Em termos de importações, o último ano de compras a Pyongyang foi 2013, quando chegaram, vindos da Coreia do Norte, carretos de pesca no valor de 298 euros, circuitos eléctricos (24.422 euros) e limpa pára-brisas para automóveis (31.613 euros). De resto, desconhecem-se investimentos (nos dois sentidos) ou quaisquer iniciativas de missões empresariais.
Na prática, as relações entre Portugal e este país asiático reflectem, tendo em conta a escala do mercado nacional, os laços comerciais que existem entre a Coreia do Norte e a União Europeia. As sanções postas em prática - e que foram reforçadas a partir de 2006 - já impedem a realização de quase todo comércio (e investimentos), mas isso não impede os responsáveis europeus de estarem a preparar um reforço do bloqueio. Se, em 2013, a UE comprou produtos no valor de 117 milhões, e vendeu outros 29 milhões, no ano passado os valores já tinham descido substancialmente, para seis milhões e 22 milhões, respectivamente, segundo os dados do Eurostat.

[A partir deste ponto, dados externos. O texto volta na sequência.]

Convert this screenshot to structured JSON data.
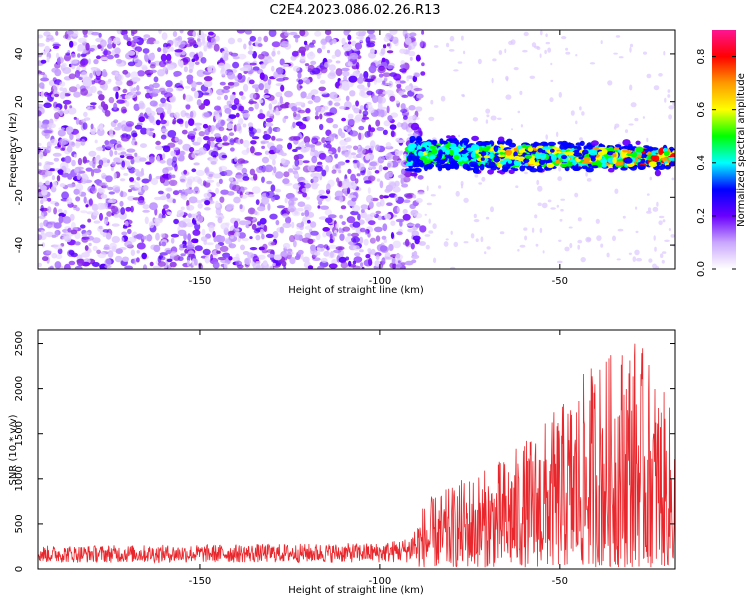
{
  "title": "C2E4.2023.086.02.26.R13",
  "colors": {
    "background": "#ffffff",
    "snr_line": "#e8262b",
    "speckle": "#8a2be2",
    "axis": "#000000"
  },
  "chart_data": [
    {
      "type": "heatmap",
      "xlabel": "Height of straight line (km)",
      "ylabel": "Frequency (Hz)",
      "xlim": [
        -195,
        -18
      ],
      "ylim": [
        -50,
        50
      ],
      "x_ticks": [
        -150,
        -100,
        -50
      ],
      "y_ticks": [
        -40,
        -20,
        0,
        20,
        40
      ],
      "description_values": {
        "noise_region_x": [
          -195,
          -88
        ],
        "signal_band_x": [
          -92,
          -18
        ],
        "signal_center_freq": [
          -2,
          -3.5
        ],
        "signal_band_halfwidth": 5
      },
      "colorbar": {
        "label": "Normalized spectral amplitude",
        "range": [
          0.0,
          0.9
        ],
        "ticks": [
          0.0,
          0.2,
          0.4,
          0.6,
          0.8
        ],
        "tick_labels": [
          "0.0",
          "0.2",
          "0.4",
          "0.6",
          "0.8"
        ],
        "colormap": [
          "#ffffff",
          "#c9a6ff",
          "#6a00ff",
          "#0000ff",
          "#00ffff",
          "#00ff00",
          "#ffff00",
          "#ff9900",
          "#ff0000",
          "#ff1493"
        ]
      }
    },
    {
      "type": "line",
      "xlabel": "Height of straight line (km)",
      "ylabel": "SNR (10 * v/v)",
      "xlim": [
        -195,
        -18
      ],
      "ylim": [
        0,
        2650
      ],
      "x_ticks": [
        -150,
        -100,
        -50
      ],
      "y_ticks": [
        0,
        500,
        1000,
        1500,
        2000,
        2500
      ],
      "envelope": {
        "x": [
          -195,
          -150,
          -100,
          -92,
          -88,
          -85,
          -80,
          -75,
          -70,
          -65,
          -60,
          -55,
          -50,
          -45,
          -40,
          -35,
          -30,
          -25,
          -20,
          -18
        ],
        "y_max": [
          260,
          270,
          290,
          350,
          700,
          800,
          900,
          1050,
          1100,
          1250,
          1400,
          1600,
          1800,
          2050,
          2350,
          2400,
          2650,
          2300,
          1850,
          1700
        ]
      }
    }
  ]
}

No topo estão os produtos químicos (onde se incluem os medicamentos), que acabaram por colocar a Coreia do Norte na 184.ª posição no ranking dos parceiros económicos da União Europeia. Neste aspecto, o bloco europeu surge lado a lado, ou até ligeiramente abaixo, do Burkina Faso. Este país africano é o sexto maior comprador de bens da Coreia do Norte, o que o coloca na oitava posição do quadro de parceiros económicos de Pyongyang, cabendo à União Europeia a nona posição.
Dinheiro por explicar
O destaque vai para a China, vizinho e principal comprador e fornecedor de bens - e de serviços - ao país de Kim Jong-un. Em 2016, a China foi responsável por metade das transacções comerciais, sendo seguida de muito perto por Singapura (49,4% e 44% do total, respectivamente). Assim, se muito da eficácia das sanções passa pelo envolvimento chinês, Singapura, que conta com uma nova embaixada da Coreia do Norte, também terá certamente um papel a desempenhar.
No final do ano passado, um analista do instituto norte-americano de economia coreana (KEI, na sigla em inglês), Li Tingting, chamava a atenção para a tendência de arrefecimento na troca de bens entre a Coreia do Norte e a China. Tendo como mais recentes os dados de 2015, Li refere que este foi o segundo ano consecutivo de descida na balança comercial, ao mesmo tempo que a China perdia peso no quadro global, após ter representado 64% das trocas comerciais em 2014.
Ainda assim, a China tem sido fundamental na venda de petróleo ao regime de Kim Jong-un, bem como de veículos, alimentos e fibras sintéticas. Do lado da Coreia do Norte vendem-se produtos como carvão e roupa.
Conforme destaca Li Tingting (China-North Korea trade in 2015: the beginning of a downturn), um factor que tem cada vez mais importância é a existência de trabalhadores norte-coreanos emigrados, e as remessas que enviam para o seu país de origem. E, aqui, é a Rússia que surge a lado da China como os países onde há mais norte-coreanos.
Uma vez que balança comercial da Coreia do Norte é deficitária, Pyongyang tem de gerar as divisas para pagar esse mesmo buraco, e para o qual as remessas não serão suficientes (o diferencial em 2016 terá sido negativo em cerca de mil milhões de euros, só em bens). Uma solução seria o endividamento, mas o país não tem acesso aos mercados financeiros internacionais e a sua moeda não é convertível.
Para Li, reportando-se às ligações com a China, é necessário saber como é que a Coreia do Norte consegue resolver o défice entre o que compra e o que vende, para então perceber de que forma Pequim pode influenciar Kim Jong-un através das sanções.